Any luck with vacation rentals?

7 Replies

I tried searching for posts on vacation rentals so forgive me if this is redundant...the only thing to pop up was a blog from 5 years ago and vacation rental apps have come a long way since then.  


My wife and I are getting ready to buy the next rental and the only small multi units that pencil out are in war zones. We want a place we can manage ourselves and put some sweat equity into so out of state investing is out and we're not looking for syndication or REITs. The last option I can think (outside of sending mailers to distressed homes) is buying a single family home in one of the nearby tourist destinations.
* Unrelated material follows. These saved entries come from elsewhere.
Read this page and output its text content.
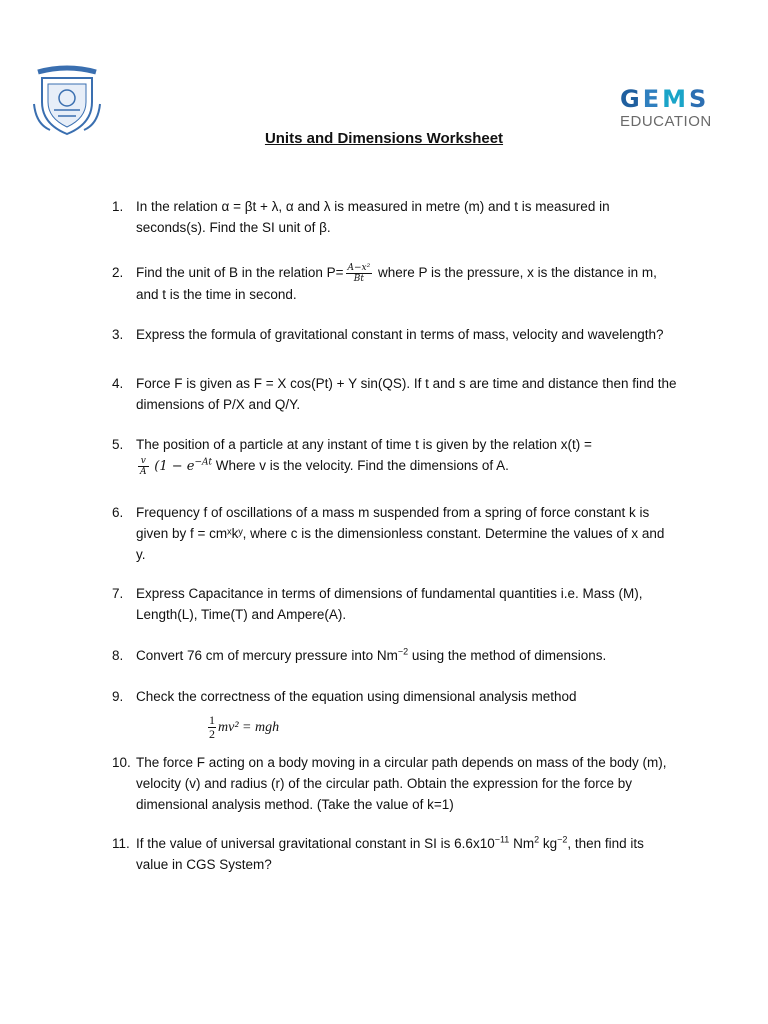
G E M S
EDUCATION
Units and Dimensions Worksheet
1. In the relation α = βt + λ, α and λ is measured in metre (m) and t is measured in
seconds(s). Find the SI unit of β.
2. Find the unit of B in the relation $P= \frac{\text{A−x²}}{Bt}$ where P is the pressure, x is the distance in m,
and t is the time in second.
3. Express the formula of gravitational constant in terms of mass, velocity and wavelength?
4. Force F is given as F = X cos(Pt) + Y sin(QS). If t and s are time and distance then find the
dimensions of P/X and Q/Y.
5. The position of a particle at any instant of time t is given by the relation x(t) =
$\frac{v}{A} (1 - e^{-At}$ Where v is the velocity. Find the dimensions of A.
6. Frequency f of oscillations of a mass m suspended from a spring of force constant k is
given by f = cmˣkʸ, where c is the dimensionless constant. Determine the values of x and
y.
7. Express Capacitance in terms of dimensions of fundamental quantities i.e. Mass (M),
Length(L), Time(T) and Ampere(A).
8. Convert 76 cm of mercury pressure into $Nm^{-2}$ using the method of dimensions.
9. Check the correctness of the equation using dimensional analysis method
1
2 mv² = mgh
10. The force F acting on a body moving in a circular path depends on mass of the body (m),
velocity (v) and radius (r) of the circular path. Obtain the expression for the force by
dimensional analysis method. (Take the value of k=1)
11. If the value of universal gravitational constant in SI is $6.6x10^{-11}$ Nm$^2$ $kg^{-2}$, then find its
value in CGS System?
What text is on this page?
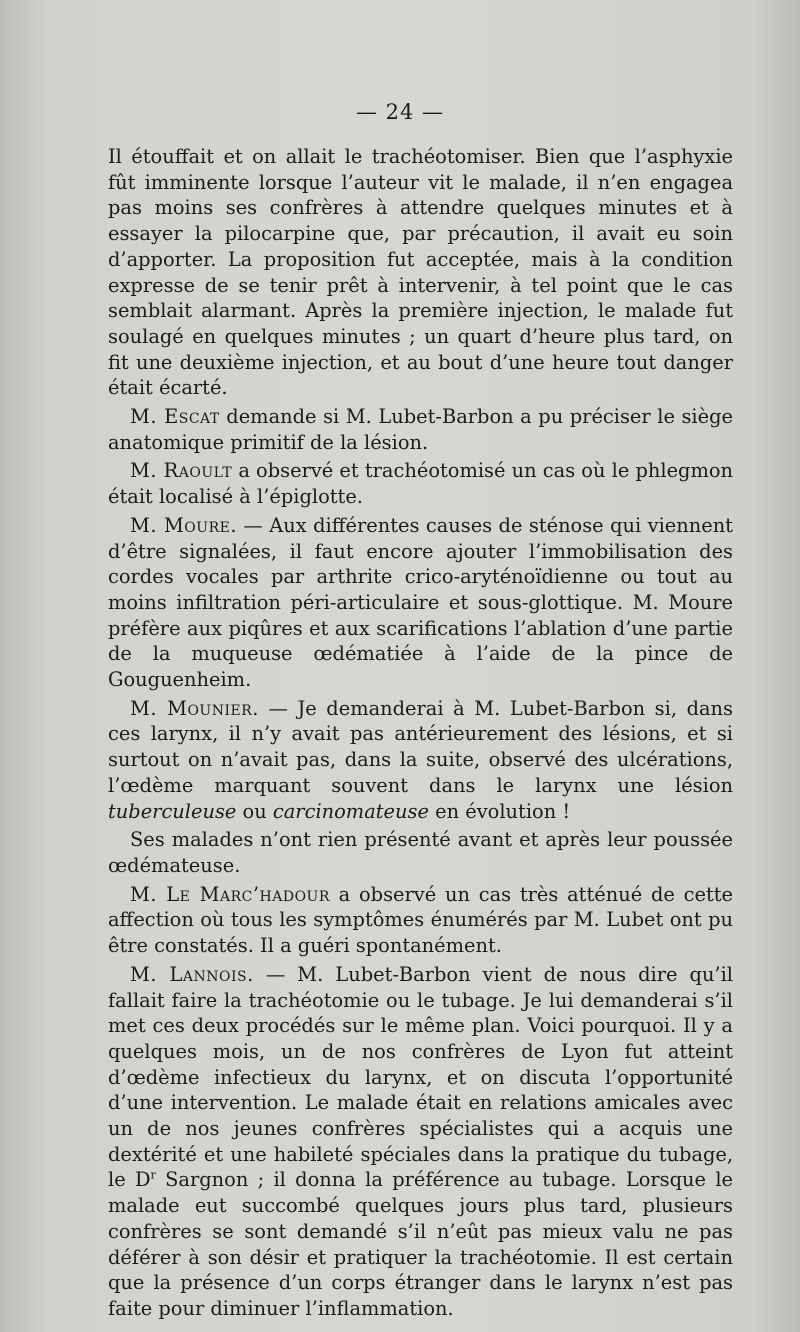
— 24 —

Il étouffait et on allait le trachéotomiser. Bien que l’asphyxie fût imminente lorsque l’auteur vit le malade, il n’en engagea pas moins ses confrères à attendre quelques minutes et à essayer la pilocarpine que, par précaution, il avait eu soin d’apporter. La proposition fut acceptée, mais à la condition expresse de se tenir prêt à intervenir, à tel point que le cas semblait alarmant. Après la première injection, le malade fut soulagé en quelques minutes ; un quart d’heure plus tard, on fit une deuxième injection, et au bout d’une heure tout danger était écarté.

M. Escat demande si M. Lubet-Barbon a pu préciser le siège anatomique primitif de la lésion.

M. Raoult a observé et trachéotomisé un cas où le phlegmon était localisé à l’épiglotte.

M. Moure. — Aux différentes causes de sténose qui viennent d’être signalées, il faut encore ajouter l’immobilisation des cordes vocales par arthrite crico-aryténoïdienne ou tout au moins infiltration péri-articulaire et sous-glottique. M. Moure préfère aux piqûres et aux scarifications l’ablation d’une partie de la muqueuse œdématiée à l’aide de la pince de Gouguenheim.

M. Mounier. — Je demanderai à M. Lubet-Barbon si, dans ces larynx, il n’y avait pas antérieurement des lésions, et si surtout on n’avait pas, dans la suite, observé des ulcérations, l’œdème marquant souvent dans le larynx une lésion tuberculeuse ou carcinomateuse en évolution !

Ses malades n’ont rien présenté avant et après leur poussée œdémateuse.

M. Le Marc’hadour a observé un cas très atténué de cette affection où tous les symptômes énumérés par M. Lubet ont pu être constatés. Il a guéri spontanément.

M. Lannois. — M. Lubet-Barbon vient de nous dire qu’il fallait faire la trachéotomie ou le tubage. Je lui demanderai s’il met ces deux procédés sur le même plan. Voici pourquoi. Il y a quelques mois, un de nos confrères de Lyon fut atteint d’œdème infectieux du larynx, et on discuta l’opportunité d’une intervention. Le malade était en relations amicales avec un de nos jeunes confrères spécialistes qui a acquis une dextérité et une habileté spéciales dans la pratique du tubage, le $D^r$ Sargnon ; il donna la préférence au tubage. Lorsque le malade eut succombé quelques jours plus tard, plusieurs confrères se sont demandé s’il n’eût pas mieux valu ne pas déférer à son désir et pratiquer la trachéotomie. Il est certain que la présence d’un corps étranger dans le larynx n’est pas faite pour diminuer l’inflammation.
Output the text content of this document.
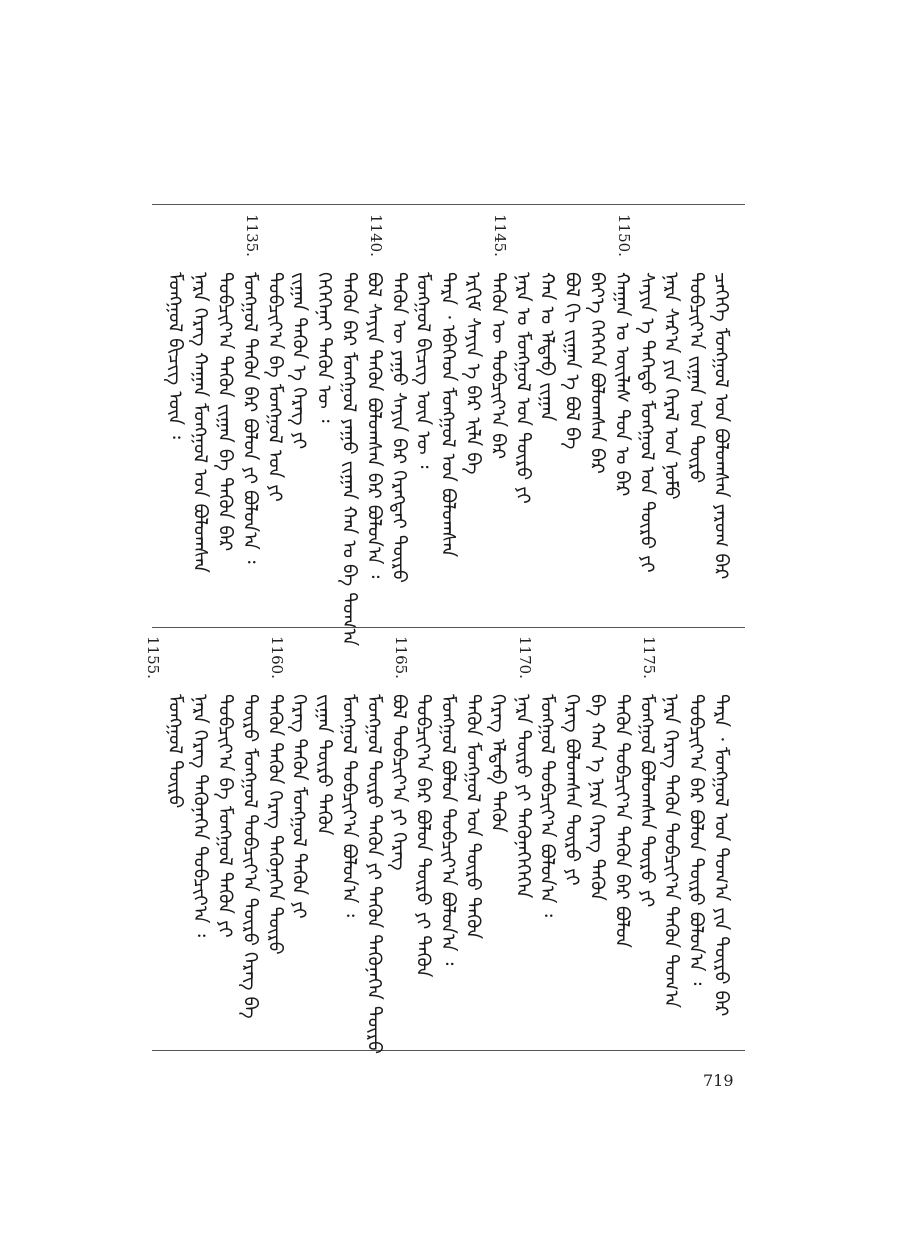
ᠴᠡᠭᠡᠬᠡ ᠮᠣᠩᠭᠤᠯ ᠤᠨ ᠪᠣᠯᠤᠭᠰᠠᠨ ᠶᠠᠷᠤᠭ ᠪᠠᠷ
ᠲᠣᠪᠴᠢᠶ᠎ᠠ ᠵᠢᠭᠠᠨ ᠤᠨ ᠲᠦᠷᠦ
ᠨᠠᠷᠠ ᠰᠠᠷ᠎ᠠ ᠶᠢᠨ ᠭᠡᠷᠡᠯ ᠤᠨ ᠨᠤᠮᠤ
ᠰᠠᠶᠢᠨ ᠡ ᠳᠡᠭᠡᠳᠦ ᠮᠣᠩᠭᠤᠯ ᠤᠨ ᠲᠦᠷᠦ ᠶᠢ
ᠬᠠᠭᠠᠨ ᠤ ᠦᠢᠯᠡᠰ ᠳᠣᠨ ᠤ ᠪᠠᠷ
ᠪᠡᠶ᠎ᠡ ᠭᠡᠭᠡᠭᠡᠨ ᠪᠣᠯᠤᠭᠰᠠᠨ ᠪᠠᠷ
ᠪᠣᠯ ᠬᠢ ᠵᠢᠭᠠᠨ ᠡ ᠪᠣᠯ ᠪᠠ
ᠬᠠᠨ ᠤ ᠡᠯᠳᠡᠪ ᠵᠢᠭᠠᠨ
ᠨᠠᠷᠠ ᠤ ᠮᠣᠩᠭᠤᠯ ᠤᠨ ᠲᠦᠷᠦ ᠶᠢ
ᠲᠡᠭᠦᠨ ᠦ ᠲᠣᠪᠴᠢᠶ᠎ᠠ ᠪᠠᠷ
ᠡᠷᠬᠢᠮ ᠰᠠᠶᠢᠨ ᠡ ᠪᠠᠷ ᠢᠯᠡ ᠪᠠ
ᠲᠡᠷᠡ ᠂ ᠡᠪᠡᠭᠡᠳ ᠮᠣᠩᠭᠤᠯ ᠤᠨ ᠪᠣᠯᠤᠭᠰᠠᠨ
ᠮᠣᠩᠭᠤᠯ ᠪᠢᠴᠢᠭ ᠦᠨ ᠦ ᠄
ᠲᠡᠭᠦᠨ ᠦ ᠶᠠᠭᠤ ᠰᠠᠶᠢᠨ ᠪᠠᠷ ᠬᠡᠷᠡᠭᠲᠡᠢ ᠲᠦᠷᠦ
ᠪᠣᠯ ᠰᠠᠶᠢᠨ ᠲᠡᠭᠦᠨ ᠪᠣᠯᠤᠭᠰᠠᠨ ᠪᠠᠷ ᠪᠣᠯᠤᠨ᠎ᠠ ᠄
ᠲᠡᠭᠦᠨ ᠪᠠᠷ ᠮᠣᠩᠭᠤᠯ ᠶᠠᠭᠤ ᠵᠢᠭᠠᠨ ᠬᠠᠨ ᠤ ᠪᠠ ᠲᠣᠭ᠎ᠠ
ᠭᠡᠭᠡᠭᠡᠨᠡᠢ ᠲᠡᠭᠦᠨ ᠦ ᠄
ᠵᠢᠭᠠᠨ ᠲᠡᠭᠦᠨ ᠡ ᠬᠡᠷᠡᠭ ᠶᠢ
ᠲᠣᠪᠴᠢᠶ᠎ᠠ ᠪᠠ ᠮᠣᠩᠭᠤᠯ ᠤᠨ ᠶᠢ
ᠮᠣᠩᠭᠤᠯ ᠲᠡᠭᠦᠨ ᠪᠠᠷ ᠪᠣᠯᠤᠨ ᠶᠢ ᠪᠣᠯᠤᠨ᠎ᠠ ᠄
ᠲᠣᠪᠴᠢᠶ᠎ᠠ ᠲᠡᠭᠦᠨ ᠵᠢᠭᠠᠨ ᠪᠠ ᠲᠡᠭᠦᠨ ᠪᠠᠷ
ᠨᠠᠷᠠ ᠬᠡᠷᠡᠭ ᠬᠠᠭᠠᠨ ᠮᠣᠩᠭᠤᠯ ᠤᠨ ᠪᠣᠯᠤᠭᠰᠠᠨ
ᠮᠣᠩᠭᠤᠯ ᠪᠢᠴᠢᠭ ᠦᠨ ᠄
1150.
1145.
1140.
1135.
ᠲᠡᠷᠡ ᠂ ᠮᠣᠩᠭᠤᠯ ᠤᠨ ᠲᠣᠭ᠎ᠠ ᠶᠢᠨ ᠲᠦᠷᠦ ᠪᠠᠷ
ᠲᠣᠪᠴᠢᠶ᠎ᠠ ᠪᠠᠷ ᠪᠣᠯᠤᠨ ᠲᠦᠷᠦ ᠪᠣᠯᠤᠨ᠎ᠠ ᠄
ᠨᠠᠷᠠ ᠬᠡᠷᠡᠭ ᠲᠡᠭᠦᠨ ᠲᠣᠪᠴᠢᠶ᠎ᠠ ᠲᠡᠭᠦᠨ ᠲᠣᠭ᠎ᠠ
ᠮᠣᠩᠭᠤᠯ ᠪᠣᠯᠤᠭᠰᠠᠨ ᠲᠦᠷᠦ ᠶᠢ
ᠲᠡᠭᠦᠨ ᠲᠣᠪᠴᠢᠶ᠎ᠠ ᠲᠡᠭᠦᠨ ᠪᠠᠷ ᠪᠣᠯᠤᠨ
ᠪᠠ ᠬᠠᠨ ᠡ ᠨᠠᠷᠠ ᠬᠡᠷᠡᠭ ᠲᠡᠭᠦᠨ
ᠬᠡᠷᠡᠭ ᠪᠣᠯᠤᠭᠰᠠᠨ ᠲᠦᠷᠦ ᠶᠢ
ᠮᠣᠩᠭᠤᠯ ᠲᠣᠪᠴᠢᠶ᠎ᠠ ᠪᠣᠯᠤᠨ᠎ᠠ ᠄
ᠨᠠᠷᠠ ᠲᠦᠷᠦ ᠶᠢ ᠲᠡᠭᠦᠨᠡᠭᠡᠭᠡᠭᠡᠨ
ᠬᠡᠷᠡᠭ ᠡᠯᠳᠡᠪ ᠲᠡᠭᠦᠨ
ᠲᠡᠭᠦᠨ ᠮᠣᠩᠭᠤᠯ ᠤᠨ ᠲᠦᠷᠦ ᠲᠡᠭᠦᠨ
ᠮᠣᠩᠭᠤᠯ ᠪᠣᠯᠤᠨ ᠲᠣᠪᠴᠢᠶ᠎ᠠ ᠪᠣᠯᠤᠨ᠎ᠠ ᠄
ᠲᠣᠪᠴᠢᠶ᠎ᠠ ᠪᠠᠷ ᠪᠣᠯᠤᠨ ᠲᠦᠷᠦ ᠶᠢ ᠲᠡᠭᠦᠨ
ᠪᠣᠯ ᠲᠣᠪᠴᠢᠶ᠎ᠠ ᠶᠢ ᠬᠡᠷᠡᠭ
ᠮᠣᠩᠭᠤᠯ ᠲᠦᠷᠦ ᠲᠡᠭᠦᠨ ᠶᠢ ᠲᠡᠭᠦᠨ ᠲᠡᠭᠦᠨᠡᠭᠡᠨ ᠲᠦᠷᠦ
ᠮᠣᠩᠭᠤᠯ ᠲᠣᠪᠴᠢᠶ᠎ᠠ ᠪᠣᠯᠤᠨ᠎ᠠ ᠄
ᠵᠢᠭᠠᠨ ᠲᠦᠷᠦ ᠲᠡᠭᠦᠨ
ᠬᠡᠷᠡᠭ ᠲᠡᠭᠦᠨ ᠮᠣᠩᠭᠤᠯ ᠲᠡᠭᠦᠨ ᠶᠢ
ᠲᠡᠭᠦᠨ ᠲᠡᠭᠦᠨ ᠬᠡᠷᠡᠭ ᠲᠡᠭᠦᠨᠡᠭᠡᠨ ᠲᠦᠷᠦ
ᠲᠦᠷᠦ ᠮᠣᠩᠭᠤᠯ ᠲᠣᠪᠴᠢᠶ᠎ᠠ ᠲᠦᠷᠦ ᠬᠡᠷᠡᠭ ᠪᠠ
ᠲᠣᠪᠴᠢᠶ᠎ᠠ ᠪᠠ ᠮᠣᠩᠭᠤᠯ ᠲᠡᠭᠦᠨ ᠶᠢ
ᠨᠠᠷᠠ ᠬᠡᠷᠡᠭ ᠲᠡᠭᠦᠨᠡᠭᠡᠨ ᠲᠣᠪᠴᠢᠶ᠎ᠠ ᠄
ᠮᠣᠩᠭᠤᠯ ᠲᠦᠷᠦ
1175.
1170.
1165.
1160.
1155.
719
At first blush it looks like a $290k asking price home would demand $179-250 per night and the season is most of the year. We'd probably see dips in early spring and late fall as most people would be looking for fun on the lake or skiing (both near by the subject property).

My big questions to anyone with short term vacation rentals are:

1. How big a bite does AirBNB (vrbo, whoever you use) take out your income?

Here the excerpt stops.